After a relatively short battle with cancer, my beloved father has passed away at the age of 63-years. He was deeply, deeply loved and will be forever sorely missed. 

The Incident x2

There was an incident, officially documented and filed. As a hazmat team was involved, it couldn't not be. Last week, an overzealous orderly transporting my father to his first physiotherapy appointment somehow snagged his chemo bag onto something and it tore open pouring onto my father's bald noggin and hairy back. Hospital staff were less concerned with his wellbeing (he is after all, injecting these toxins directly into his veins) than they were everyone else who may come into contact with it. As a precaution, my father is now banned from leaving the ward through no fault of his own. 

There was another incident, not documented but mentally filed by myself.
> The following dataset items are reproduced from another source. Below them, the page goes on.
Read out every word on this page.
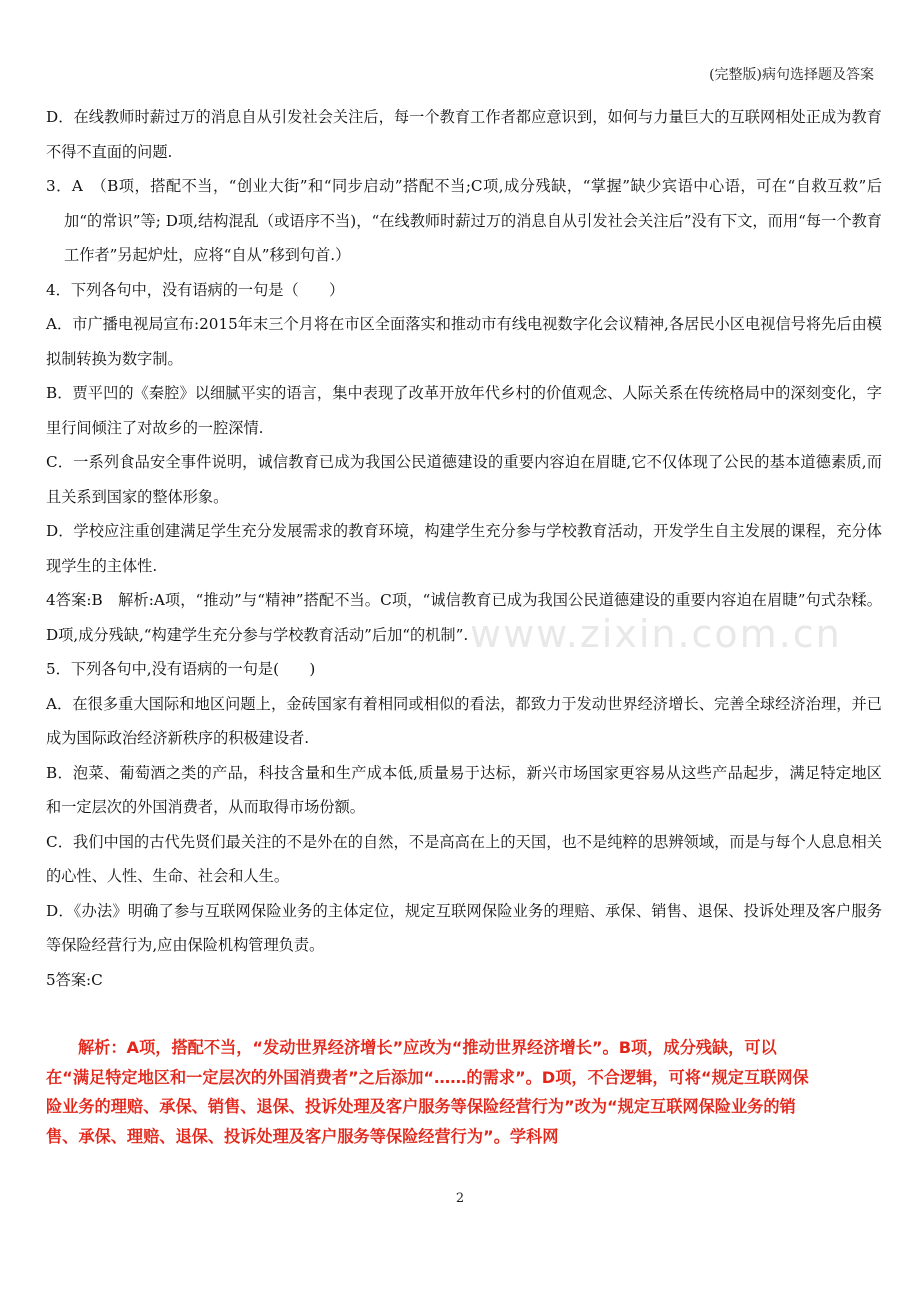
(完整版)病句选择题及答案

D．在线教师时薪过万的消息自从引发社会关注后，每一个教育工作者都应意识到，如何与力量巨大的互联网相处正成为教育不得不直面的问题.

3．A　（B项，搭配不当，“创业大街”和“同步启动”搭配不当;C项,成分残缺，“掌握”缺少宾语中心语，可在“自救互救”后加“的常识”等; D项,结构混乱（或语序不当)，“在线教师时薪过万的消息自从引发社会关注后”没有下文，而用“每一个教育工作者”另起炉灶，应将“自从”移到句首.）

4．下列各句中，没有语病的一句是（　　）

A．市广播电视局宣布:2015年末三个月将在市区全面落实和推动市有线电视数字化会议精神,各居民小区电视信号将先后由模拟制转换为数字制。

B．贾平凹的《秦腔》以细腻平实的语言，集中表现了改革开放年代乡村的价值观念、人际关系在传统格局中的深刻变化，字里行间倾注了对故乡的一腔深情.

C．一系列食品安全事件说明，诚信教育已成为我国公民道德建设的重要内容迫在眉睫,它不仅体现了公民的基本道德素质,而且关系到国家的整体形象。

D．学校应注重创建满足学生充分发展需求的教育环境，构建学生充分参与学校教育活动，开发学生自主发展的课程，充分体现学生的主体性.

4答案:B　解析:A项，“推动”与“精神”搭配不当。C项，“诚信教育已成为我国公民道德建设的重要内容迫在眉睫”句式杂糅。D项,成分残缺,“构建学生充分参与学校教育活动”后加“的机制”.

5．下列各句中,没有语病的一句是(　　)

A．在很多重大国际和地区问题上，金砖国家有着相同或相似的看法，都致力于发动世界经济增长、完善全球经济治理，并已成为国际政治经济新秩序的积极建设者.

B．泡菜、葡萄酒之类的产品，科技含量和生产成本低,质量易于达标，新兴市场国家更容易从这些产品起步，满足特定地区和一定层次的外国消费者，从而取得市场份额。

C．我们中国的古代先贤们最关注的不是外在的自然，不是高高在上的天国，也不是纯粹的思辨领域，而是与每个人息息相关的心性、人性、生命、社会和人生。

D．《办法》明确了参与互联网保险业务的主体定位，规定互联网保险业务的理赔、承保、销售、退保、投诉处理及客户服务等保险经营行为,应由保险机构管理负责。

5答案:C

www.zixin.com.cn
解析：A项，搭配不当，“发动世界经济增长”应改为“推动世界经济增长”。B项，成分残缺，可以在“满足特定地区和一定层次的外国消费者”之后添加“……的需求”。D项，不合逻辑，可将“规定互联网保险业务的理赔、承保、销售、退保、投诉处理及客户服务等保险经营行为”改为“规定互联网保险业务的销售、承保、理赔、退保、投诉处理及客户服务等保险经营行为”。学科网
2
While watching World Cup highlights with my father late at night, one of his many nurses - distinguished from the others by streaks of liberal bright blue highlights in her poker straight brunette mane - interrupted to bring him his final medications for the day. As he has been on this schedule for two weeks, he is now well versed with the colour, size and even texture of different pills. Immediately he inquired what the "new, white big ones" were. This was met with an embarrassed, awkward half-acknolwedgement that she presented him with the wrong medication. 

"I don't trust the people in here", my father has whispered to me on several occasions. 


I don't know much about football, although I have harboured an intense crush on David Beckham since I was 16-years-old. My World Cup viewing habits thus involve cheering for countries that: a) I've visited and enjoyed (go France and Japan!); and, b) have the best-looking players (go Brazil and Spain!). I think I enjoy the fans and spectacle of the event more than anything else though. 

As I observe the national pride and festivity on display, I'm also reminded of all of the grand adventures my father and I have experienced while touring this planet. In recent years, he's talked about backpacking across India, specifically wishing to visit Varanasi after being enthralled with the history and culture of this holy city on the Ganges. I've joked this would be the trip that would kill him. Now I'm trying to figure out how to do it by myself. And I will, even though I'm not as sober and rational a person as my father is or as sober and rational as one needs to be when visiting the kaleidoscope of humanity that I imagine India to be. 

It's very difficult planning a life without this man involved in it. Part of me wants to honour him and part of me still needs him terribly. I'm ill-prepared. I don't even know how to put air in the tires of my vehicle for fucksakes. I always relied on him to do it. Vacations, holidays (Hallmark and otherwise)…I try not to think about the impending emptiness that I'm about to face but catch myself at various times during the day obsessing over it and falling into darkness yet again. All of the recent incessant Father's Day advertisements annoyed me; I'm sure the onslaught of Christmas marketing in the coming months (né end of August) will drive me to become even more of a hermit as well. 

And then there's July 13. Less than a month away. It will mark my father's 64th birthday. "Will you still need me, will you still feed me?" Yes. Always. But this date will never bother me as much as the others…the ones we are forced socially (and financially) to celebrate. Because this date truly is special and I already have ideas for it now and in the future. I've informed my father of my plans for this date next year and he just smirked at me. He knows me well. I may not always be a calm, sensible person but I am an ambitious one. Adventure is calling.